En quel sens la compétition entre Villepin et Sarkozy a-t-elle bloqué le jeu des institutions ?

J.P.M/E.T :
Souvenez-vous, lorsqu'une grenade de la police a été tirée en direction de la mosquée, à la suite de cela, les familles de victimes ont été invitées par le ministère de l'intérieur. Elles ont refusé. Ces familles ont ensuite organisé une conférence de presse à la mosquée où elles ont souhaité rencontrer Dominique de Villepin. Cela a été un grand inconvénient pour le ministre de l'intérieur qui a décidé d'expliquer ce choix politique des familles par mon influence personnelle d'avocat de sensibilité de gauche. C'est une double déstabilisation insupportable des familles et de la fonction d'avocat. D'ailleurs, concernant un journaliste qui a repris complaisamment ces propos du ministre de l'intérieur, j'ai saisi un juge d'instruction.

Que vous évoque la différence d'univers entre la banlieue discriminée et le monde institutionnel ?

J.P.M/E.T :
La situation vécue par les gens de quartier renforce leur sentiment d'exclusion. Pour être une victime, il faut huit jours. On parle de parents qui ont perdu des enfants de 15 et 17 ans. Certes, des personnalités politiques comme Bernadette Chirac ou Bertrand Delanoë ont rendu visite aux victimes. Mais on n'a pas senti de lien entre ces personnes, qui ont déjà l'impression de vivre dans un autre monde, et la République. Rien d'important qui puisse les empêcher de se sentir totalement exclu du système. Exclu du statut de victime, exclu du reconnaissance sociale, voire d'une réflexion personnelle. N'oublions pas que la première réaction de la police a été de dire qu'il n'y a pas eu de course-poursuite. Peut-être que l'administration a menti au ministre, mais alors, qu'il le dise.

Vous parlez à ce sujet d'une véritable stratégie du ministre de l'intérieur avec la presse ?

J.P.M/E.T :
On est dans un monde inconnu pour un juriste, pour un citoyen. Cette situation tout à fait invraisemblable où c'est le ministère de l'intérieur qui informe, qui investigue, qui donne son opinion sur les faits, qui les décrit et qui en tire les conclusions. C'est tout à fait inhabituel.

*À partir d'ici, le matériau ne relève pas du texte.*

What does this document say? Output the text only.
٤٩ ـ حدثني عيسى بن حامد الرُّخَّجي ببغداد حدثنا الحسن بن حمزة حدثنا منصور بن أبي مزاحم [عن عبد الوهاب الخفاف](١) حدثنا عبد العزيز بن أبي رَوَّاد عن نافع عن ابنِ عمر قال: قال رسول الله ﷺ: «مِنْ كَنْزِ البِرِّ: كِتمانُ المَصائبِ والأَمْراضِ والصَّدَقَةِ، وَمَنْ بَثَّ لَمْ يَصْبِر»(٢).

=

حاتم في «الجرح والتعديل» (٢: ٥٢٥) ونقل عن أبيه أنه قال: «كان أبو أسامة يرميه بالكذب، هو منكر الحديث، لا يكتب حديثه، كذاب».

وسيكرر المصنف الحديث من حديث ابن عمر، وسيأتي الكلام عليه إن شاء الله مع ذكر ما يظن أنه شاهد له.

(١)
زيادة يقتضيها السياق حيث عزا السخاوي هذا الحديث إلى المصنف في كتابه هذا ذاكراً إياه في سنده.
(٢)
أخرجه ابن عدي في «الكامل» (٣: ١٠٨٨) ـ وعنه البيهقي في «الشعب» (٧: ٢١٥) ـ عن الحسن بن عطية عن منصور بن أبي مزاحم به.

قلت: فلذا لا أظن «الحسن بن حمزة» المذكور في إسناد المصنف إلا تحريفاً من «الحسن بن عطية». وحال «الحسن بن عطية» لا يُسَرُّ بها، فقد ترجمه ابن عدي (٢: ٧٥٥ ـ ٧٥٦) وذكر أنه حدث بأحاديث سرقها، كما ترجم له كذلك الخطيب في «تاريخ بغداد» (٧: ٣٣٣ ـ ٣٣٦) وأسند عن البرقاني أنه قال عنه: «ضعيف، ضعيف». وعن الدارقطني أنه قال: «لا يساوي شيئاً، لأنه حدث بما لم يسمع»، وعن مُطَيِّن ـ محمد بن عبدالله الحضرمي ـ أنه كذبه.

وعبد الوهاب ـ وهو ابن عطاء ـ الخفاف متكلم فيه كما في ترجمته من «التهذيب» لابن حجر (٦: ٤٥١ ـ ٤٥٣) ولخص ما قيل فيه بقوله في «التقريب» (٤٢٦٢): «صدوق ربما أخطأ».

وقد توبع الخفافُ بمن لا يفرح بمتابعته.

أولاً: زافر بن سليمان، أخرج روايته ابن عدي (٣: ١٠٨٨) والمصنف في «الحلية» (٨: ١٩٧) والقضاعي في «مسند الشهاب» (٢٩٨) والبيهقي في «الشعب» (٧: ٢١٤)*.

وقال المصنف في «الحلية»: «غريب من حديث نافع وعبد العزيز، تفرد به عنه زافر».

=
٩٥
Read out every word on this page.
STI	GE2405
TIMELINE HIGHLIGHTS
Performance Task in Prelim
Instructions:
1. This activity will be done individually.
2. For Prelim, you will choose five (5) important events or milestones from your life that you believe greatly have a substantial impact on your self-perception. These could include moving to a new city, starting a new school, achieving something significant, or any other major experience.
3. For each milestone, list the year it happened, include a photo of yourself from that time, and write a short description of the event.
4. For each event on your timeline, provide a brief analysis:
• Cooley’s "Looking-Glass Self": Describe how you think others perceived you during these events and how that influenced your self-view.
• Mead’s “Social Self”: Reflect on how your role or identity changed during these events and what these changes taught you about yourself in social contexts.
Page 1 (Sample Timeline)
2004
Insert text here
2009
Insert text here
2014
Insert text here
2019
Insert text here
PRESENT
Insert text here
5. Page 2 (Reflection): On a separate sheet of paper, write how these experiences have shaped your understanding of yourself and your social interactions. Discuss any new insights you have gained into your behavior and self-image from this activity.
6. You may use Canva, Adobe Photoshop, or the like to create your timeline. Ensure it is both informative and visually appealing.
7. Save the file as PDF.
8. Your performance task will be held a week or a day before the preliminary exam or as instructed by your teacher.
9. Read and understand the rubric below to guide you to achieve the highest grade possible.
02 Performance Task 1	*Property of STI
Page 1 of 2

Que restera t'il de l'affaire Clichy et qu'a-t-elle changée ?

J.P.M/E.T :
Elle a changé la vie d'au moins trois familles. Elle a entraîné une secousse de brutalité. Elle a été aussi l'occasion d'un rapprochement entre des catégories de populations très différentes. On a 950 jeunes de Clichy sous bois qui se sont inscrits sur les listes électorales, soit 10 % du corps électoral. Ce que j'ai constaté, c'est que les jeunes de Clichy, d'origine arabe, noire ou turque, ont déjà surmonté cette trans-ethnicité et les oppositions ethniques, et ils sont, de ce fait, déjà inscrits dans la modernité. La réalité des cités est beaucoup plus vivante qu'on ne le croit et ceux qui les connaissent savent qu'elles ne se prêtent pas aux visions réductrices.